Masalah ini terasa sangat akut karena konsep dasar matematika masih kacau balau. Bagaimana kita bisa menjelaskan rumus luas persegi panjang kalau empat kali dua (4x2) saja mayoritas mereka masih membutuhkan waktu yang lama untuk menyelesaikannya?
Saya harus berbalik arah dan memutar mesin waktu untuk membawa mereka kembali ke awal belajar matematika dengan konsep penjumlahan dan pengurangan. Dengan menggunakan jambu air, proses belajar menjadi lebih menarik. Begitu juga dengan konsep perkalian yang pada hakekatnya adalah penjumlahan berulang dan juga sifat distributifnya (saya menggunakan istilah “dibolak-balik tetap sama).
Empat kali dua (4x2) sama dengan dua kali empat (2x4) yang tak lain adalah ada jambu air sebanyak empat buah dan ada lagi jambu air sebanyak empat buah lagi (4+4). Atau ada dua buah jambu air, kemudian ada dua buah jambu air lagi, kemudian ada dua buah jambu air yang lain, dan kemudian ada dua jambu air lagi (2+2+2+2).
Waktu yang tersedia tinggal hitungan hari.

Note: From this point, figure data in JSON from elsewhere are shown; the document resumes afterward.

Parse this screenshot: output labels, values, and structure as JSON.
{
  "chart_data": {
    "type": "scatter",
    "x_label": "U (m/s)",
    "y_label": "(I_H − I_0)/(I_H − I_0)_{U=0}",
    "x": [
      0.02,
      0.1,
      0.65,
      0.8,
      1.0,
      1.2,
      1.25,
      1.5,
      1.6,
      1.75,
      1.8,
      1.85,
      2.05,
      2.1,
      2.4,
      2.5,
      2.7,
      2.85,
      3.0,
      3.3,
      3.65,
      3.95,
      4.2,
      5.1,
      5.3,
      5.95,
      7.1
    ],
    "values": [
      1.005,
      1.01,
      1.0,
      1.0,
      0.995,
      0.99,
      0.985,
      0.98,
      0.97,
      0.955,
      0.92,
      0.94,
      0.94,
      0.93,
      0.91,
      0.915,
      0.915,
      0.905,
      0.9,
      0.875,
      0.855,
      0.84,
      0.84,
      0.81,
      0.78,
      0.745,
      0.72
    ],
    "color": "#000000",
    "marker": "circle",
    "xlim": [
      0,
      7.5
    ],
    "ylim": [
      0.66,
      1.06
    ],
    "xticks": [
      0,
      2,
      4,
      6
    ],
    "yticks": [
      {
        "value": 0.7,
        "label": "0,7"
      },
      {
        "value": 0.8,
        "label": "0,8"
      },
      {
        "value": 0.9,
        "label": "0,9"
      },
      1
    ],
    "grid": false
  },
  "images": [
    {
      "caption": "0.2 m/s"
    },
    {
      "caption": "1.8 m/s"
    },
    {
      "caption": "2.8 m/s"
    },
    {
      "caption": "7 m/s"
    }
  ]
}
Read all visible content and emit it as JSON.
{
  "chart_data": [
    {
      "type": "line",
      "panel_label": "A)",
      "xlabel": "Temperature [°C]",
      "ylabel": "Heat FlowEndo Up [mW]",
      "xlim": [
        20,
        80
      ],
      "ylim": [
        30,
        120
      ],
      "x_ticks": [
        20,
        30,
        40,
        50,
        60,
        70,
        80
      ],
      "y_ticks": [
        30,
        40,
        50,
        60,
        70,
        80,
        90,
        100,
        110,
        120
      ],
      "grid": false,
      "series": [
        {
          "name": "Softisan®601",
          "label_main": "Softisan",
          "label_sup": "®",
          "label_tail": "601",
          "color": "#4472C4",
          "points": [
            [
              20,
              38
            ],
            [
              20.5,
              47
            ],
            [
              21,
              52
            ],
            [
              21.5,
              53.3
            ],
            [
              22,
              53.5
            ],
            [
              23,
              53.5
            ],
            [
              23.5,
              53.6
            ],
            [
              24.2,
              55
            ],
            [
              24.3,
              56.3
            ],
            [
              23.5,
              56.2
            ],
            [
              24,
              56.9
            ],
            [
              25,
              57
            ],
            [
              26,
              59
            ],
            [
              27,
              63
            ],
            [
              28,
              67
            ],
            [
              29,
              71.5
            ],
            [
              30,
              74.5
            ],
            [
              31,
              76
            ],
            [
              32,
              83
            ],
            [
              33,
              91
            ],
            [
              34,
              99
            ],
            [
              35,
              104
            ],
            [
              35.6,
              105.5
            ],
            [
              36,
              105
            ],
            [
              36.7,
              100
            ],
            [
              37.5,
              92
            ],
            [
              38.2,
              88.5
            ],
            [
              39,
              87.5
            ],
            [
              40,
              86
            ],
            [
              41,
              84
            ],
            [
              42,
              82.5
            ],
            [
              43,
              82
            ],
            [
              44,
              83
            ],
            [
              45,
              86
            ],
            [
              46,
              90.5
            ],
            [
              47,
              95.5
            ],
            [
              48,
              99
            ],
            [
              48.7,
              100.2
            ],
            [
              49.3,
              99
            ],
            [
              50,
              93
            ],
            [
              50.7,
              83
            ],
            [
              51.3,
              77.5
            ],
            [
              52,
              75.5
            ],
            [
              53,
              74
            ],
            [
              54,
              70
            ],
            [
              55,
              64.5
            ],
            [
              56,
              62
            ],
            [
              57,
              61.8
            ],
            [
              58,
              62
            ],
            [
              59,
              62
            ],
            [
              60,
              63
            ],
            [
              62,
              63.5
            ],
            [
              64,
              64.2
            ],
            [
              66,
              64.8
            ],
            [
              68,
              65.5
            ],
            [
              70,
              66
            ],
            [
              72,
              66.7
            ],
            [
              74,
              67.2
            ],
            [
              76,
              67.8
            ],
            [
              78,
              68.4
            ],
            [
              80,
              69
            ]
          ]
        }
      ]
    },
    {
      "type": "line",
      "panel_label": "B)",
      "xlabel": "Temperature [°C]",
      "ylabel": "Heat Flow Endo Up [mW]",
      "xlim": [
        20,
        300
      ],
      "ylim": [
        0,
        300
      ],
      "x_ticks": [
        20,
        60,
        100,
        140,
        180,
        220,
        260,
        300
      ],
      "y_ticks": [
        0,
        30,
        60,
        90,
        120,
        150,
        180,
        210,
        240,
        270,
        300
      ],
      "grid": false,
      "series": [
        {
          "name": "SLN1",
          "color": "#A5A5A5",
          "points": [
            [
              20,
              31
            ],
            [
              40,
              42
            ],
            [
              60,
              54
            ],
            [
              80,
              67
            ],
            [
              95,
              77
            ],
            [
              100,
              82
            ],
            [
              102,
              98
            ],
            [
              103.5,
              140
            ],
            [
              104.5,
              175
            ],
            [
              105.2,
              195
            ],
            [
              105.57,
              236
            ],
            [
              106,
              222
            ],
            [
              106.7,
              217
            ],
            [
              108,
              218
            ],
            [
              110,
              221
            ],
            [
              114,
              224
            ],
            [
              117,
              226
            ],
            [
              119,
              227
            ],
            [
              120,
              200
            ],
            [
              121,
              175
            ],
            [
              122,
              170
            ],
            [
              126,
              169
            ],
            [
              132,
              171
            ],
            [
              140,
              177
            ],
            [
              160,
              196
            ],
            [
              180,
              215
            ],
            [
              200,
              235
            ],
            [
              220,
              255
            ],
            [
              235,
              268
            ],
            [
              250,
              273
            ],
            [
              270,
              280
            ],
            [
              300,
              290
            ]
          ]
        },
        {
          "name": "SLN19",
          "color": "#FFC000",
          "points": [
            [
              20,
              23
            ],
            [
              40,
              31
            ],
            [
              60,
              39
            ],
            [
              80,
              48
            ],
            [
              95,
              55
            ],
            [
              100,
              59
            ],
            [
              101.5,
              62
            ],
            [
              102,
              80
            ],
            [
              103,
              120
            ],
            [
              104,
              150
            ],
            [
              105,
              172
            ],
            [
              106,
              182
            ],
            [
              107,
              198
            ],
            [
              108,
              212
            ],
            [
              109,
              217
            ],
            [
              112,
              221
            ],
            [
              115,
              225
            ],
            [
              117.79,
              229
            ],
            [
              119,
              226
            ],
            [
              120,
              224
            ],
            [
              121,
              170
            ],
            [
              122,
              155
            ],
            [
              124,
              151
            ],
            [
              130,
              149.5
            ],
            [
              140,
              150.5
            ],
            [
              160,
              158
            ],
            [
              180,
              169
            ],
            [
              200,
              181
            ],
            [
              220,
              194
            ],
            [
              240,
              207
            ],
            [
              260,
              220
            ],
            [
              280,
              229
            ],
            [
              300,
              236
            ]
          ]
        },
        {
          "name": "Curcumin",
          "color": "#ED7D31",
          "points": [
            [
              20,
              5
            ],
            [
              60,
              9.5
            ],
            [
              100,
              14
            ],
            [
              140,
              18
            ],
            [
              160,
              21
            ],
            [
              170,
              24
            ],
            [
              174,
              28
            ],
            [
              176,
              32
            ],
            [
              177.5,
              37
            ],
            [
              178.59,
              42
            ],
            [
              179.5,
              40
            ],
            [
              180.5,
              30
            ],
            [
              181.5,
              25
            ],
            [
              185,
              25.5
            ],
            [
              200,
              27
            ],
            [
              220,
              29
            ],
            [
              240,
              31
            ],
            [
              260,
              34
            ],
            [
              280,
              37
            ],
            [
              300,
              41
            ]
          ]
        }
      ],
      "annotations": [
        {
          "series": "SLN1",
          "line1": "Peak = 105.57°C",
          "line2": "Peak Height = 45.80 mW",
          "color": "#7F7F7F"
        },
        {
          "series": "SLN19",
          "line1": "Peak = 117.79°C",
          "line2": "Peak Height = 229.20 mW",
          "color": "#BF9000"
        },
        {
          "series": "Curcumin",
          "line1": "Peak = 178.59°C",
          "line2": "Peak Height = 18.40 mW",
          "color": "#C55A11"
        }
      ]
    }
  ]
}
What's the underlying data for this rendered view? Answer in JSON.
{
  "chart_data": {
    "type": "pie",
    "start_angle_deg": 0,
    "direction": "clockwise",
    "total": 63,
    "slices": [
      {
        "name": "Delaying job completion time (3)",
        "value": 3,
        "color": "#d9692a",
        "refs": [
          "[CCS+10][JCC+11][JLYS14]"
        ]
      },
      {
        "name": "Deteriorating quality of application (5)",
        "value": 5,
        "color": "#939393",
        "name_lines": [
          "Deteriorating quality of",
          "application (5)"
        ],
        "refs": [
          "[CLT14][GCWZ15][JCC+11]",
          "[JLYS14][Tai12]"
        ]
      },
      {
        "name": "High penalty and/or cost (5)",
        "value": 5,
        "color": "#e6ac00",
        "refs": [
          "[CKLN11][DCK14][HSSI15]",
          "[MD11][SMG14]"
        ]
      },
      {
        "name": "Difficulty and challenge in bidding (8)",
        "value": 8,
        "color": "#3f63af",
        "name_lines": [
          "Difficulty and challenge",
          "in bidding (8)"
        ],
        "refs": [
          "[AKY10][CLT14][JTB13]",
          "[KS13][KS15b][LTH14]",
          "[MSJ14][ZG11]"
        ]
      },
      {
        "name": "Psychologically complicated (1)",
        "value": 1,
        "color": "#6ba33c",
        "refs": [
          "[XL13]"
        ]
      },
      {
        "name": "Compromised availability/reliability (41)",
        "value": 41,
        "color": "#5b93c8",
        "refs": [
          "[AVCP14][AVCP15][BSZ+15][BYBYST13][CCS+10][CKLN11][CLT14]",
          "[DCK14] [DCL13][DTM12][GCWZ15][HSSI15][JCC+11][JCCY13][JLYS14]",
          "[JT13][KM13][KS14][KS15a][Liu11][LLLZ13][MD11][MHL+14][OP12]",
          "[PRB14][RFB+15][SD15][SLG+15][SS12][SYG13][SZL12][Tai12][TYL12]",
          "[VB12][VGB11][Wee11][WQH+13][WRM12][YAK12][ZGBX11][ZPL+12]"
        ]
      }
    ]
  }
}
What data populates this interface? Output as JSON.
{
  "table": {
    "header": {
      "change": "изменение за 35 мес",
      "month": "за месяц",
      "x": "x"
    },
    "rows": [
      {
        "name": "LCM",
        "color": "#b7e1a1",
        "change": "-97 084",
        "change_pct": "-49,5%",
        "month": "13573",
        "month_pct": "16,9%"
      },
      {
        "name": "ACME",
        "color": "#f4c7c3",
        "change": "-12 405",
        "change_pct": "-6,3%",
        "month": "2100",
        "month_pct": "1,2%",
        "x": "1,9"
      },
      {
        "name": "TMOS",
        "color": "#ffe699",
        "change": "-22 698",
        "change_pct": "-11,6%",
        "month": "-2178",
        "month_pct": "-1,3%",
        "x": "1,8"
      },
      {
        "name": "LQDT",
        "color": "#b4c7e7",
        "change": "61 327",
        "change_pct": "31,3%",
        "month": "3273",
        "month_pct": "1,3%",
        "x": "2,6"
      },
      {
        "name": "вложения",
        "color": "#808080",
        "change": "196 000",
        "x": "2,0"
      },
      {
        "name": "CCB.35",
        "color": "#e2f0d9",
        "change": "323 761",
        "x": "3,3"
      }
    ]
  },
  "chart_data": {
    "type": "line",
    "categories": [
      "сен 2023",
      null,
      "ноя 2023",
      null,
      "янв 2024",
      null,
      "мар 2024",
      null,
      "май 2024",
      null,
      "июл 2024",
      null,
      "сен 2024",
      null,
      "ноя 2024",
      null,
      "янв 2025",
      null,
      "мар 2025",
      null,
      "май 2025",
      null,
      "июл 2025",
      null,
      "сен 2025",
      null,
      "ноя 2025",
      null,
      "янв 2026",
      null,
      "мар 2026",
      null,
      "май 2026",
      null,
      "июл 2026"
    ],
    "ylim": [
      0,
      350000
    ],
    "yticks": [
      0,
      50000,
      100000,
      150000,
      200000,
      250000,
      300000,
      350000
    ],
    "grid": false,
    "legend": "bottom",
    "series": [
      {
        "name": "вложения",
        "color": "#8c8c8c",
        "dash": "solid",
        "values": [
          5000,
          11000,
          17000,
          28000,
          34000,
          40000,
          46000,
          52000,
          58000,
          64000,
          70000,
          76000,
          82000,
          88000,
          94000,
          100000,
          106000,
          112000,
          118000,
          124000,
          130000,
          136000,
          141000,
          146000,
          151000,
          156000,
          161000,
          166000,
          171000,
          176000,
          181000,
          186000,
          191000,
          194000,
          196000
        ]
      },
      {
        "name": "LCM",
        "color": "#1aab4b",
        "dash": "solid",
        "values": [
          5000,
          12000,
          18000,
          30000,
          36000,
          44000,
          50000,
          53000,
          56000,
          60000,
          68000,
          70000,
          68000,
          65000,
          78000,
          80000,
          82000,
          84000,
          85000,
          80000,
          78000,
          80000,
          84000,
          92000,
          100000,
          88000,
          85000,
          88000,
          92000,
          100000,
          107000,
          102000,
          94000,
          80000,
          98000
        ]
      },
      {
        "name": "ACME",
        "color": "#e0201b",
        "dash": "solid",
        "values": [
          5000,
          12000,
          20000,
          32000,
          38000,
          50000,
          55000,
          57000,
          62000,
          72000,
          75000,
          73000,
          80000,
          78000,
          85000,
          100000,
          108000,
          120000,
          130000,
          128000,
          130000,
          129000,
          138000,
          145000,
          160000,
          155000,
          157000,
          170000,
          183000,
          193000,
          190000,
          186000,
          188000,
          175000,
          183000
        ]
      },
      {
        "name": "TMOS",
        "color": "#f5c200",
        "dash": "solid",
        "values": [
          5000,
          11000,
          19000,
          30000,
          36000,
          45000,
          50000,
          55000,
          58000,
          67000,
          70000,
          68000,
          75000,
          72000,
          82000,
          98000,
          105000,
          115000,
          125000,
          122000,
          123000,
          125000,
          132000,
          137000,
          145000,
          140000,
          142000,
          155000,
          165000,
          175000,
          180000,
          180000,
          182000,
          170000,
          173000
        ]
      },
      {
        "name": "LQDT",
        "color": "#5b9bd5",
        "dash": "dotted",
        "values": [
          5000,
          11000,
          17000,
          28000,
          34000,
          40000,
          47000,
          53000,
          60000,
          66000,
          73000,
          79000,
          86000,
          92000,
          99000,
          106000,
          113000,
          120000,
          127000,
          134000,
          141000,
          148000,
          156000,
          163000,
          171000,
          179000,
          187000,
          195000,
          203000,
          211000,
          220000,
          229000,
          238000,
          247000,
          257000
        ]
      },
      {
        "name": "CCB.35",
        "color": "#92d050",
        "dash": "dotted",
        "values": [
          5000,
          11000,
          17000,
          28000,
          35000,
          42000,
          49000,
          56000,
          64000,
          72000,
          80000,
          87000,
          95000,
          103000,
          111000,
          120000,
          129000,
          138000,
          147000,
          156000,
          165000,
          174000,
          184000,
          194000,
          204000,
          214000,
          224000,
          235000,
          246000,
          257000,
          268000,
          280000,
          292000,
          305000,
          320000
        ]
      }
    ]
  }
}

Sejak awal saya sudah membuak diri dengan menyediakan wakktu kapanpun bagi mereka untuk belajar matematika dan pelajaran lainnya. Pada awalnya mereka sangat semangat (tentu tidak semua anak, tetapi mayoritas). Mereka tidak memiliki buku matematika maka ketika saya ke Dumai, saya copy-kan anak-anak ringkasan materi pelajaran dan contoh soal UASBN. Setiap anak tidak kurang dari 70 halaman (tahukan kalian berapa rupiah harga foto copy satu lembar?) sedangkan di kelas enam ada dua puluh anak. Belum lagi bagaimana harus membawa tumpukan kertas itu mengarungi gelombang.
Awalnya mereka senang dan mau membukanya. Tidak ada yang berubah dari cara saya mengajar. Dan ini yang membuat saya betul-betul bingung. Ada apa dengan mereka? Saya juga telah measa melakukan variasi dalam mengajar.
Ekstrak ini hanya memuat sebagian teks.